Hi every, a little late to join the crowd, but better late than never! I found this site last semester when I was working on my website for 512. While it is a little hard to take in at once, and there are alot of annoying ads, I found the basic meat of the content to be helpful when I was teaching myself HTML.
Adds a toolbar to Firefox with tools and drop-down menus that provide a means to create and view various parts of CSS and Html files. Seems to be useful as a learning tool as well as a development tool.
This may be my new favorite coding assistant. I found it on the Web Developer's Handbook, as linked to from CSS Zen Garden's CSS Resource Guide. Seriously, this rocks.
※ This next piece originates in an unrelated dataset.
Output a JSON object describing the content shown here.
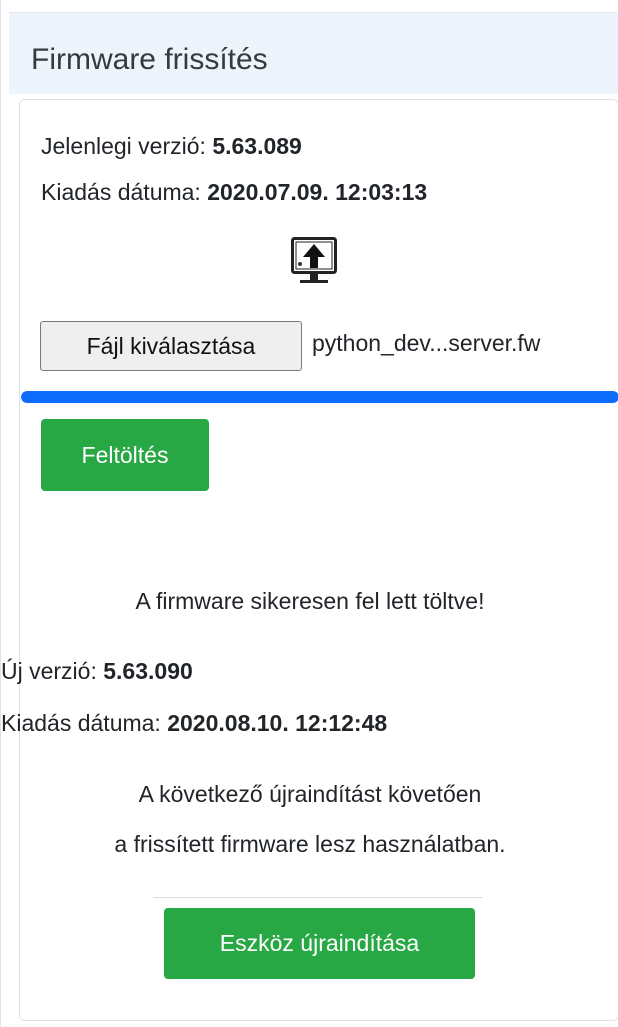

Here's an interesting site I encountered looking for CSS cheat sheets. I'm not sure how useful it might be, it because the entry is dated 2006. But the eye-candy on the page attracted me.
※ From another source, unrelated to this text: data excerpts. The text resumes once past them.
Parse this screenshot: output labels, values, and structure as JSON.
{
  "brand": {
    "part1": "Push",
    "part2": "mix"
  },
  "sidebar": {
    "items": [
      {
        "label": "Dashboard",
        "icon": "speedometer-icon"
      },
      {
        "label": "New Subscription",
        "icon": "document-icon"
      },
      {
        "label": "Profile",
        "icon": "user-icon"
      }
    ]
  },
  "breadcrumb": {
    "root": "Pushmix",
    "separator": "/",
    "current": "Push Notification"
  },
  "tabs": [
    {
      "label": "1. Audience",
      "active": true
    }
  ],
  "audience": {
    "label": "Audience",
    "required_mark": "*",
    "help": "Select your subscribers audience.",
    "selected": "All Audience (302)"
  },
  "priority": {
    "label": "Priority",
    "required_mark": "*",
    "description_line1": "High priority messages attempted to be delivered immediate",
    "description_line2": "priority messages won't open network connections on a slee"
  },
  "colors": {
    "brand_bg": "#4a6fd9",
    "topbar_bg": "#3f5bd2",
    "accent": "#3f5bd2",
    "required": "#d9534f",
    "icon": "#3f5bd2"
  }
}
HTML Help was created by the Web Design Group, which was founded to "promote the creation of non-browser specific, non-resolution specific, creative and informative sites that are accessible to all users worldwide." If you check the site out, there is an HTML Validator, CSS Checker, Help Forums, and more! Style Guides, Image info, you name it!
Webmonkey, which I found while doing in ICM 501, is a great resource. I like the fact that it is at the "Primate" level of skill and yet has a 4-out of-5 banana rating. For those who aren't into coding and have a hard time remembering what kind of tags go before what you want to do, it's great to have open in a different window to reference.
This page is just a basic intro/course description for an HTML class taught at UC Berkeley. It's really just a few sentences, but it's one of those short on words/long on meaning pieces of text that I admire because it gets to the meat of what HTML is all about in a very intelligent way. What struck me, though, was the line that states: "... it's valuable to know HTML even if your day job involves working with a content management system... " I work with a CMS all day! As I've mentioned before, I work for CNN.com and mainly produce interactive features and such, yet I know shockingly little about them there Internets! This course will hopefully help me bridge that gap between the material I am comfortable with, and that which intimidates me.